We have 1 u-pull-it all the rest they pull for you and charge a premium. At our U-Pull-It they charge around $300 + $50 Core for a complete 350. Another $200 for a 350 trans with core. Still not too bad, but we would still need to go through it to be SURE everything is good.

I know getting an engine throwing it in the car and running with it is the cheapest method, but my friend Jim doesn't work that way. ;) And I'm glad for it. He believes in doing it right the first time (as in not cutting corners and hoping for the best). Sometimes the cheap side of me wants to just get it in there and drive it, but then the logical side kicks in and say's have a little patience. Jim knows what he is doing when it comes to this stuff and he isn't affraid to rebuild what needs rebuilding.

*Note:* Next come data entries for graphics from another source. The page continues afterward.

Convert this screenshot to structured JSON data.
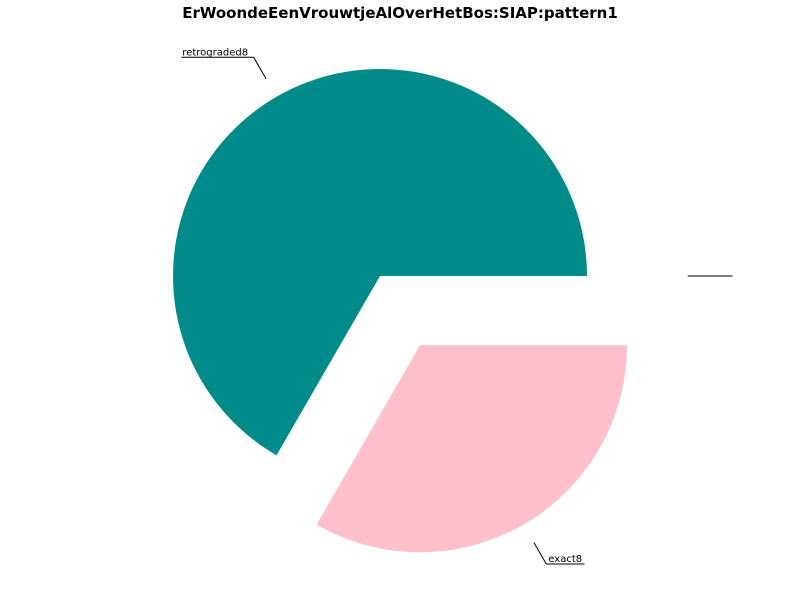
{
  "chart_data": {
    "type": "pie",
    "title": "ErWoondeEenVrouwtjeAlOverHetBos:SIAP:pattern1",
    "slices": [
      {
        "label": "retrograded8",
        "value": 0.6667,
        "color": "#008b8a",
        "exploded": false
      },
      {
        "label": "exact8",
        "value": 0.3333,
        "color": "#ffc0cb",
        "exploded": true
      },
      {
        "label": "",
        "value": 0.0,
        "color": "#ffffff",
        "exploded": true
      }
    ],
    "start_angle_deg": 0,
    "direction": "counterclockwise",
    "legend": "none"
  }
}
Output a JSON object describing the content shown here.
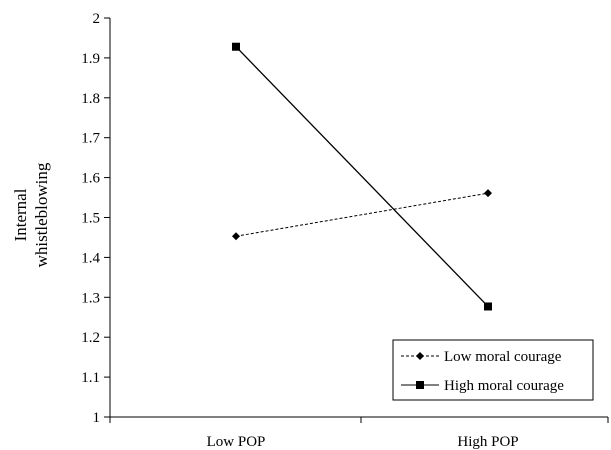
{
  "chart_data": {
    "type": "line",
    "categories": [
      "Low POP",
      "High POP"
    ],
    "series": [
      {
        "name": "Low moral courage",
        "values": [
          1.453,
          1.561
        ],
        "dash": true,
        "marker": "diamond"
      },
      {
        "name": "High moral courage",
        "values": [
          1.928,
          1.277
        ],
        "dash": false,
        "marker": "square"
      }
    ],
    "ylabel_lines": [
      "Internal",
      "whistleblowing"
    ],
    "ylim": [
      1,
      2
    ],
    "yticks": [
      "1",
      "1.1",
      "1.2",
      "1.3",
      "1.4",
      "1.5",
      "1.6",
      "1.7",
      "1.8",
      "1.9",
      "2"
    ],
    "grid": false,
    "legend_position": "bottom-right",
    "colors": {
      "line": "#000000"
    }
  }
}
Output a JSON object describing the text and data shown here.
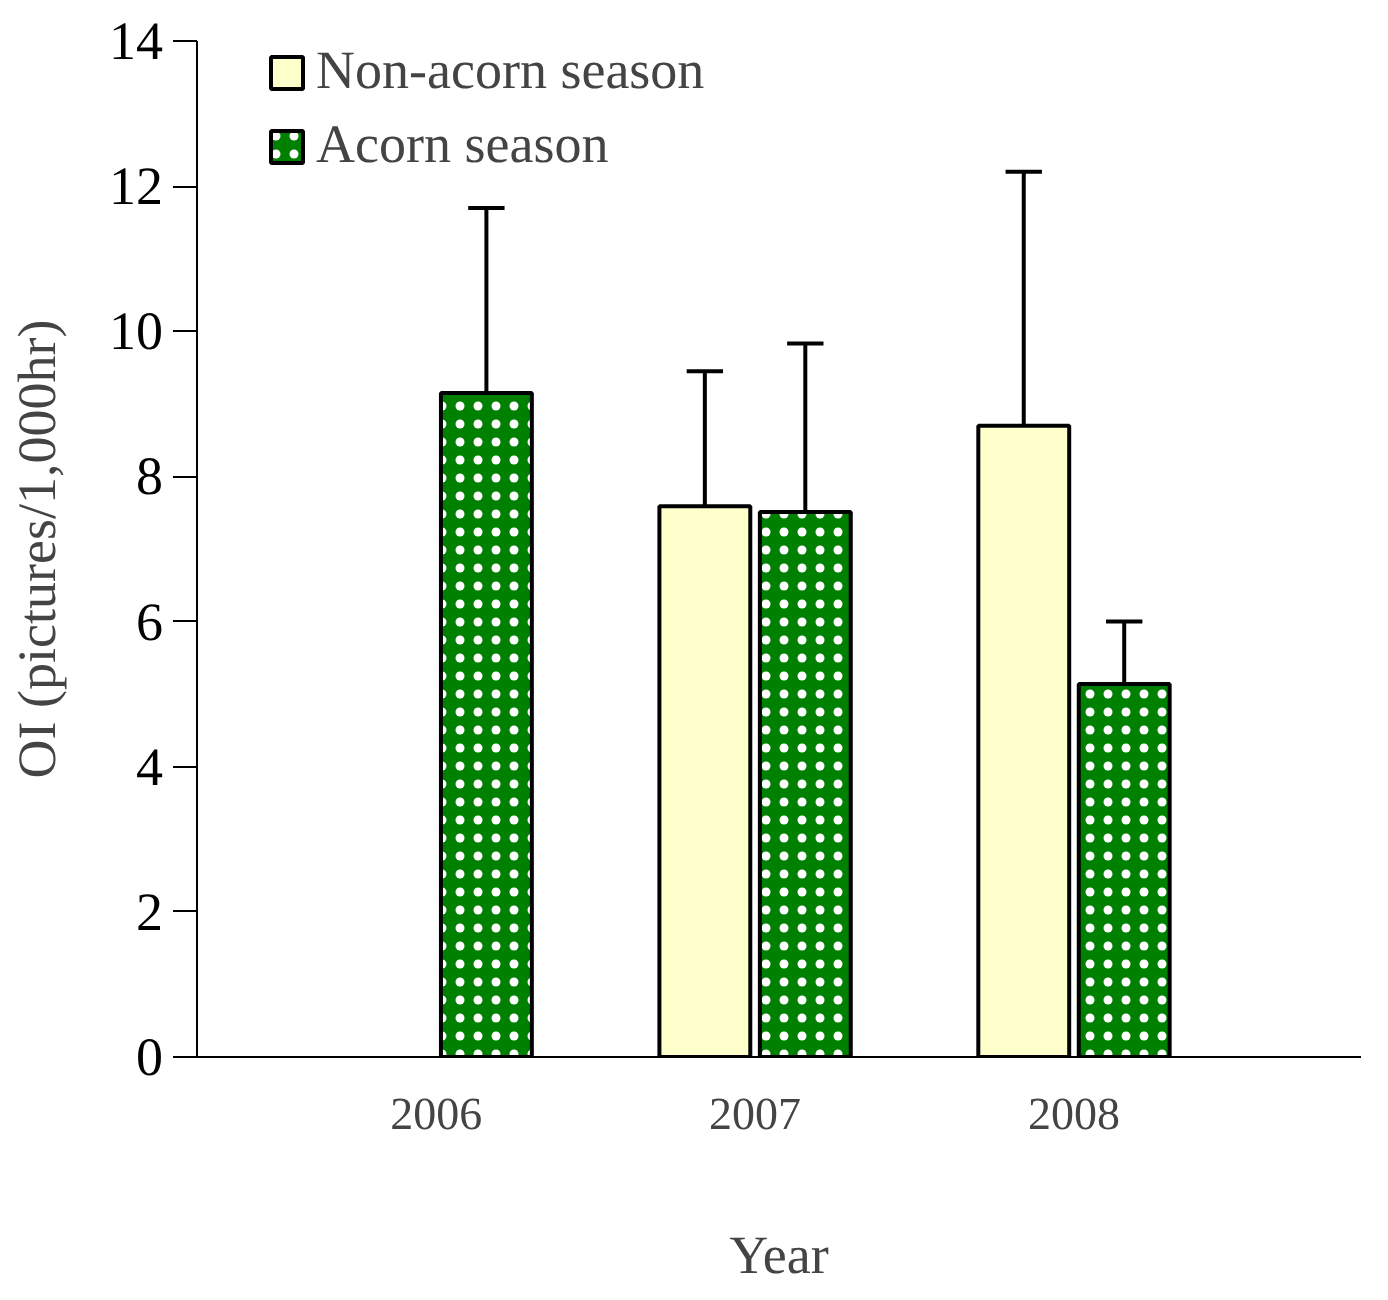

My original budget was $1500 for engine and trans. Getting the $500 rebuilt 700r4 plus $100 core (the 350 trans i have) brings my engine budget down to $900. With the 307 I already have for $100 then buying a 350 for $150 brings me to $650. I can get a bottom end rebuild kit for $230, Performer Intake for $50, New Performer Carb for $240. That brings me down to $110. Still need some misc stuff (alternator, water pump, starter, hoses, distributor, coil etc). So, my guess is I will come in a couple hundred over my original budget. But, I went with a better rebuilt trans that cost about $300 more than I thought. I'm also hoping to get $100 for my 307.

Anyway, it's all good. I like the idea of getting an inexpensive (around here $150 is inexpensive) 350 that needs some work and going through it. At least this way, we will KNOW it was done right and will last me a long time without breaking the bank.